Rodriguez, 26, was nowhere to be seen among the Giants' top prospects going into this season. The Giants' front office couldn't care less about outside rankings, though, and Rodriguez was called up from Sacramento to San Francisco after nine starts. 

"It's just a sigh of relief for me after being so many years in the minor leagues and being converted into a pitcher and pitching for four years and having the success that I'm having right now, and knowing that I still got a lot of stuff to learn," Rodriguez said "So, that's what helps me out there.

"And Buster [Posey] and [Nick] Hundley help me out so much."

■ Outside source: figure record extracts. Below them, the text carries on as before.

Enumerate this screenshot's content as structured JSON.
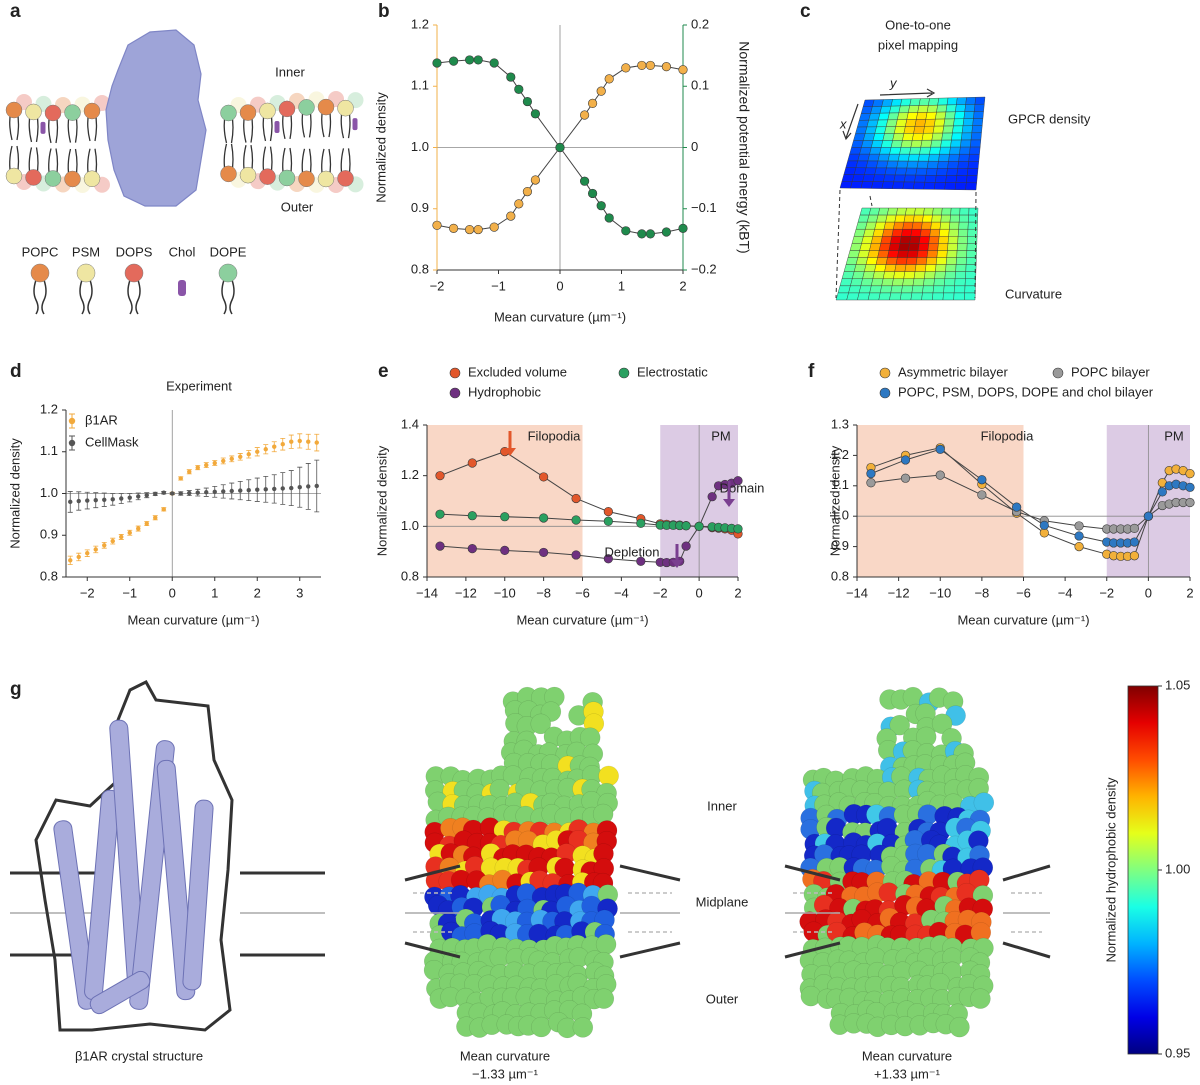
{
  "chart_data": [
    {
      "type": "line",
      "xlabel": "Mean curvature (µm⁻¹)",
      "ylabel": "Normalized density",
      "y2label": "Normalized potential energy (kBT)",
      "x": [
        -2,
        -1.73,
        -1.47,
        -1.33,
        -1.07,
        -0.8,
        -0.67,
        -0.53,
        -0.4,
        0,
        0.4,
        0.53,
        0.67,
        0.8,
        1.07,
        1.33,
        1.47,
        1.73,
        2
      ],
      "series": [
        {
          "color": "#f2b04a",
          "values": [
            0.873,
            0.868,
            0.866,
            0.866,
            0.87,
            0.888,
            0.908,
            0.928,
            0.947,
            1.0,
            1.053,
            1.072,
            1.092,
            1.112,
            1.13,
            1.134,
            1.134,
            1.132,
            1.127
          ]
        },
        {
          "color": "#1f8a4c",
          "axis": "y2",
          "values": [
            0.138,
            0.141,
            0.143,
            0.143,
            0.138,
            0.115,
            0.095,
            0.075,
            0.055,
            0,
            -0.055,
            -0.075,
            -0.095,
            -0.115,
            -0.136,
            -0.141,
            -0.141,
            -0.138,
            -0.132
          ]
        }
      ],
      "xlim": [
        -2,
        2
      ],
      "xticks": [
        {
          "value": -2,
          "label": "−2"
        },
        {
          "value": -1,
          "label": "−1"
        },
        0,
        1,
        2
      ],
      "ylim": [
        0.8,
        1.2
      ],
      "yticks": [
        0.8,
        0.9,
        {
          "value": 1,
          "label": "1.0"
        },
        1.1,
        1.2
      ],
      "y2lim": [
        -0.2,
        0.2
      ],
      "y2ticks": [
        {
          "value": -0.2,
          "label": "−0.2"
        },
        {
          "value": -0.1,
          "label": "−0.1"
        },
        0,
        0.1,
        0.2
      ],
      "hlines": [
        1
      ],
      "vlines": [
        0
      ]
    },
    {
      "type": "errorbar",
      "title": "Experiment",
      "xlabel": "Mean curvature (µm⁻¹)",
      "ylabel": "Normalized density",
      "x": [
        -2.4,
        -2.2,
        -2.0,
        -1.8,
        -1.6,
        -1.4,
        -1.2,
        -1.0,
        -0.8,
        -0.6,
        -0.4,
        -0.2,
        0,
        0.2,
        0.4,
        0.6,
        0.8,
        1.0,
        1.2,
        1.4,
        1.6,
        1.8,
        2.0,
        2.2,
        2.4,
        2.6,
        2.8,
        3.0,
        3.2,
        3.4
      ],
      "series": [
        {
          "name": "β1AR",
          "color": "#f2a93b",
          "values": [
            0.84,
            0.848,
            0.857,
            0.866,
            0.876,
            0.886,
            0.896,
            0.906,
            0.916,
            0.928,
            0.942,
            0.962,
            1.0,
            1.036,
            1.052,
            1.062,
            1.068,
            1.073,
            1.078,
            1.083,
            1.088,
            1.094,
            1.1,
            1.106,
            1.112,
            1.118,
            1.124,
            1.126,
            1.124,
            1.122
          ],
          "errors": [
            0.01,
            0.009,
            0.008,
            0.008,
            0.007,
            0.007,
            0.006,
            0.006,
            0.006,
            0.005,
            0.005,
            0.004,
            0.003,
            0.004,
            0.005,
            0.005,
            0.006,
            0.006,
            0.007,
            0.007,
            0.008,
            0.009,
            0.01,
            0.011,
            0.012,
            0.014,
            0.016,
            0.017,
            0.018,
            0.02
          ]
        },
        {
          "name": "CellMask",
          "color": "#555555",
          "values": [
            0.98,
            0.982,
            0.983,
            0.984,
            0.985,
            0.986,
            0.988,
            0.99,
            0.993,
            0.996,
            0.999,
            1.002,
            1.0,
            1.0,
            1.001,
            1.002,
            1.003,
            1.004,
            1.005,
            1.006,
            1.007,
            1.008,
            1.009,
            1.01,
            1.011,
            1.012,
            1.013,
            1.015,
            1.017,
            1.018
          ],
          "errors": [
            0.025,
            0.022,
            0.02,
            0.018,
            0.016,
            0.014,
            0.012,
            0.01,
            0.008,
            0.006,
            0.004,
            0.003,
            0.002,
            0.004,
            0.006,
            0.008,
            0.01,
            0.013,
            0.016,
            0.019,
            0.022,
            0.025,
            0.028,
            0.031,
            0.034,
            0.038,
            0.042,
            0.048,
            0.055,
            0.062
          ]
        }
      ],
      "xlim": [
        -2.5,
        3.5
      ],
      "xticks": [
        {
          "value": -2,
          "label": "−2"
        },
        {
          "value": -1,
          "label": "−1"
        },
        0,
        1,
        2,
        3
      ],
      "ylim": [
        0.8,
        1.2
      ],
      "yticks": [
        0.8,
        0.9,
        {
          "value": 1,
          "label": "1.0"
        },
        1.1,
        1.2
      ],
      "hlines": [
        1
      ],
      "vlines": [
        0
      ]
    },
    {
      "type": "line",
      "xlabel": "Mean curvature (µm⁻¹)",
      "ylabel": "Normalized density",
      "x": [
        -13.33,
        -11.67,
        -10,
        -8,
        -6.33,
        -4.67,
        -3,
        -2,
        -1.67,
        -1.33,
        -1,
        -0.67,
        0,
        0.67,
        1,
        1.33,
        1.67,
        2
      ],
      "series": [
        {
          "name": "Excluded volume",
          "color": "#e2572b",
          "values": [
            1.2,
            1.25,
            1.295,
            1.195,
            1.11,
            1.058,
            1.03,
            1.01,
            1.008,
            1.006,
            1.005,
            1.003,
            1.0,
            0.995,
            0.993,
            0.99,
            0.985,
            0.97
          ]
        },
        {
          "name": "Hydrophobic",
          "color": "#6e3080",
          "values": [
            0.922,
            0.912,
            0.905,
            0.897,
            0.887,
            0.872,
            0.862,
            0.858,
            0.857,
            0.858,
            0.862,
            0.922,
            1.0,
            1.117,
            1.16,
            1.165,
            1.17,
            1.18
          ]
        },
        {
          "name": "Electrostatic",
          "color": "#2aa060",
          "values": [
            1.048,
            1.042,
            1.038,
            1.033,
            1.025,
            1.02,
            1.012,
            1.005,
            1.004,
            1.004,
            1.003,
            1.002,
            1.0,
            0.998,
            0.996,
            0.994,
            0.992,
            0.99
          ]
        }
      ],
      "xlim": [
        -14,
        2
      ],
      "xticks": [
        {
          "value": -14,
          "label": "−14"
        },
        {
          "value": -12,
          "label": "−12"
        },
        {
          "value": -10,
          "label": "−10"
        },
        {
          "value": -8,
          "label": "−8"
        },
        {
          "value": -6,
          "label": "−6"
        },
        {
          "value": -4,
          "label": "−4"
        },
        {
          "value": -2,
          "label": "−2"
        },
        0,
        2
      ],
      "ylim": [
        0.8,
        1.4
      ],
      "yticks": [
        0.8,
        {
          "value": 1,
          "label": "1.0"
        },
        1.2,
        1.4
      ],
      "hlines": [
        1
      ],
      "vlines": [
        0
      ],
      "regions": [
        {
          "label": "Filopodia",
          "range": [
            -14,
            -6
          ],
          "color": "#f9d7c6",
          "text_color": "#e8603a"
        },
        {
          "label": "PM",
          "range": [
            -2,
            2
          ],
          "color": "#dccbe4",
          "text_color": "#7a3f90"
        }
      ],
      "annotations": [
        {
          "text": "Depletion",
          "color": "#7a3f90"
        },
        {
          "text": "Domain",
          "color": "#7a3f90"
        }
      ]
    },
    {
      "type": "line",
      "xlabel": "Mean curvature (µm⁻¹)",
      "ylabel": "Normalized density",
      "x": [
        -13.33,
        -11.67,
        -10,
        -8,
        -6.33,
        -5,
        -3.33,
        -2,
        -1.67,
        -1.33,
        -1,
        -0.67,
        0,
        0.67,
        1,
        1.33,
        1.67,
        2
      ],
      "series": [
        {
          "name": "Asymmetric bilayer",
          "color": "#f2b03a",
          "values": [
            1.16,
            1.2,
            1.225,
            1.105,
            1.01,
            0.945,
            0.9,
            0.875,
            0.87,
            0.868,
            0.868,
            0.87,
            1.0,
            1.11,
            1.15,
            1.155,
            1.15,
            1.14
          ]
        },
        {
          "name": "POPC bilayer",
          "color": "#9a9a9a",
          "values": [
            1.11,
            1.125,
            1.135,
            1.07,
            1.015,
            0.985,
            0.968,
            0.958,
            0.958,
            0.958,
            0.958,
            0.96,
            1.0,
            1.035,
            1.04,
            1.045,
            1.045,
            1.045
          ]
        },
        {
          "name": "POPC, PSM, DOPS, DOPE and chol bilayer",
          "color": "#2d78c2",
          "values": [
            1.14,
            1.185,
            1.22,
            1.12,
            1.03,
            0.97,
            0.935,
            0.915,
            0.912,
            0.912,
            0.912,
            0.915,
            1.0,
            1.08,
            1.1,
            1.105,
            1.1,
            1.095
          ]
        }
      ],
      "xlim": [
        -14,
        2
      ],
      "xticks": [
        {
          "value": -14,
          "label": "−14"
        },
        {
          "value": -12,
          "label": "−12"
        },
        {
          "value": -10,
          "label": "−10"
        },
        {
          "value": -8,
          "label": "−8"
        },
        {
          "value": -6,
          "label": "−6"
        },
        {
          "value": -4,
          "label": "−4"
        },
        {
          "value": -2,
          "label": "−2"
        },
        0,
        2
      ],
      "ylim": [
        0.8,
        1.3
      ],
      "yticks": [
        0.8,
        0.9,
        {
          "value": 1,
          "label": "1.0"
        },
        1.1,
        1.2,
        1.3
      ],
      "hlines": [
        1
      ],
      "vlines": [
        0
      ],
      "regions": [
        {
          "label": "Filopodia",
          "range": [
            -14,
            -6
          ],
          "color": "#f9d7c6",
          "text_color": "#e8603a"
        },
        {
          "label": "PM",
          "range": [
            -2,
            2
          ],
          "color": "#dccbe4",
          "text_color": "#7a3f90"
        }
      ]
    }
  ],
  "panel_letters": [
    "a",
    "b",
    "c",
    "d",
    "e",
    "f",
    "g"
  ],
  "panel_a": {
    "inner": "Inner",
    "outer": "Outer",
    "lipids": [
      "POPC",
      "PSM",
      "DOPS",
      "Chol",
      "DOPE"
    ]
  },
  "panel_c": {
    "title": [
      "One-to-one",
      "pixel mapping"
    ],
    "x_axis": "x",
    "y_axis": "y",
    "top_label": "GPCR density",
    "bottom_label": "Curvature"
  },
  "panel_g": {
    "captions": [
      [
        "β1AR crystal structure"
      ],
      [
        "Mean curvature",
        "−1.33 µm⁻¹"
      ],
      [
        "Mean curvature",
        "+1.33 µm⁻¹"
      ]
    ],
    "layers": [
      "Inner",
      "Midplane",
      "Outer"
    ],
    "colorbar": {
      "label": "Normalized hydrophobic density",
      "lim": [
        0.95,
        1.05
      ],
      "ticks": [
        0.95,
        {
          "value": 1,
          "label": "1.00"
        },
        1.05
      ]
    }
  }
}
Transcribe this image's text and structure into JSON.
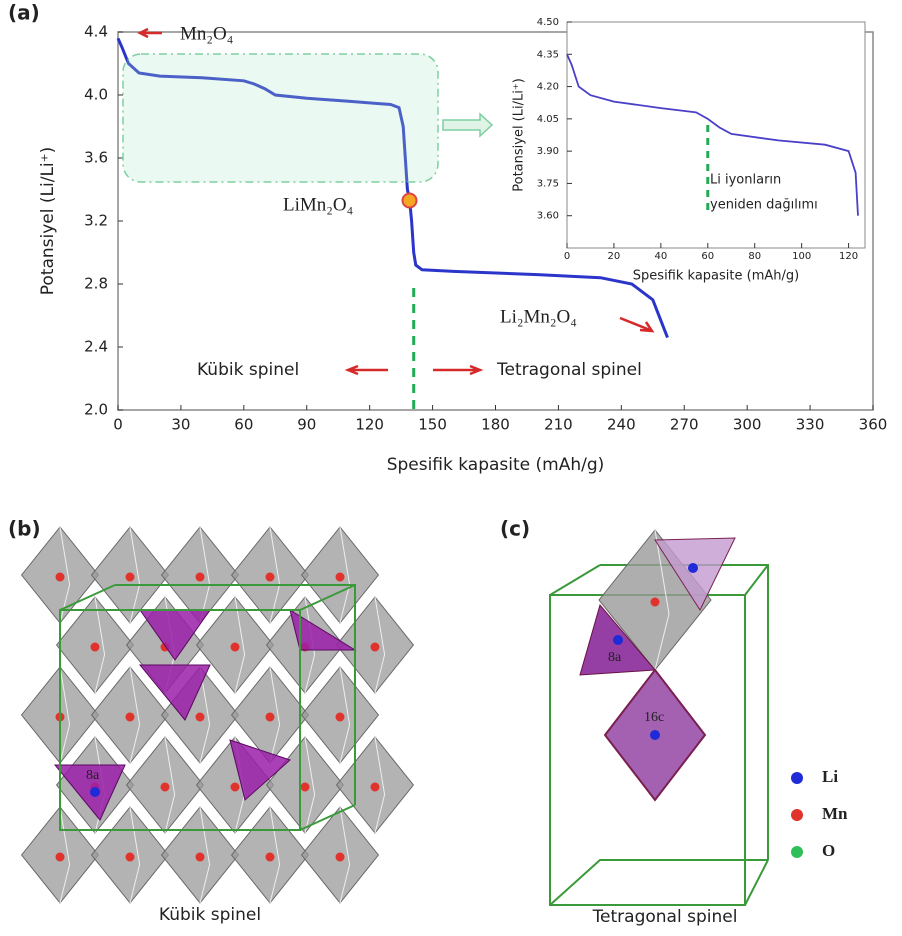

What has made Rodriguez's run as a rookie even more impressive is the fact he was drafted as an outfielder in 2011 by the Twins and didn't take up pitching until 2014. When he first stepped on a mound for a bullpen session, it didn't go so smooth. 

"The first couple bullpens, I think I threw maybe two strikes out of the whole time," Rodriguez said. "But it was fun. It was a lot of fun. That whole process of switching over, it's something I will never forget, and all the coaches that had patience with me were awesome."

Now, Rodriguez has a four-pitch arsenal. He's no longer a thrower but a true pitcher with just 2.1 walks per nine innings.

"This year," he said after Pavlovic asked when he first felt like a four-pitch pitcher. "Last year, I had those pitches, but I was very inconsistent with them. I worked really hard this offseason." 

Growing up as a position player, Rodriguez didn't feel like a pitcher until his second year on the mound in 2015. Fast forward to 2018, and the son of a Hall of Fame catcher has been the Giants' most consistent arm at times with a 2.25 ERA in 14 appearances. 

"It's one of the better stories in baseball," Giants executive vice president of baseball operations Brian Sabean said about Rodriguez on KNBR.

Patience paid off for Rodriguez, and the Giants owe a big thank you to the Twins.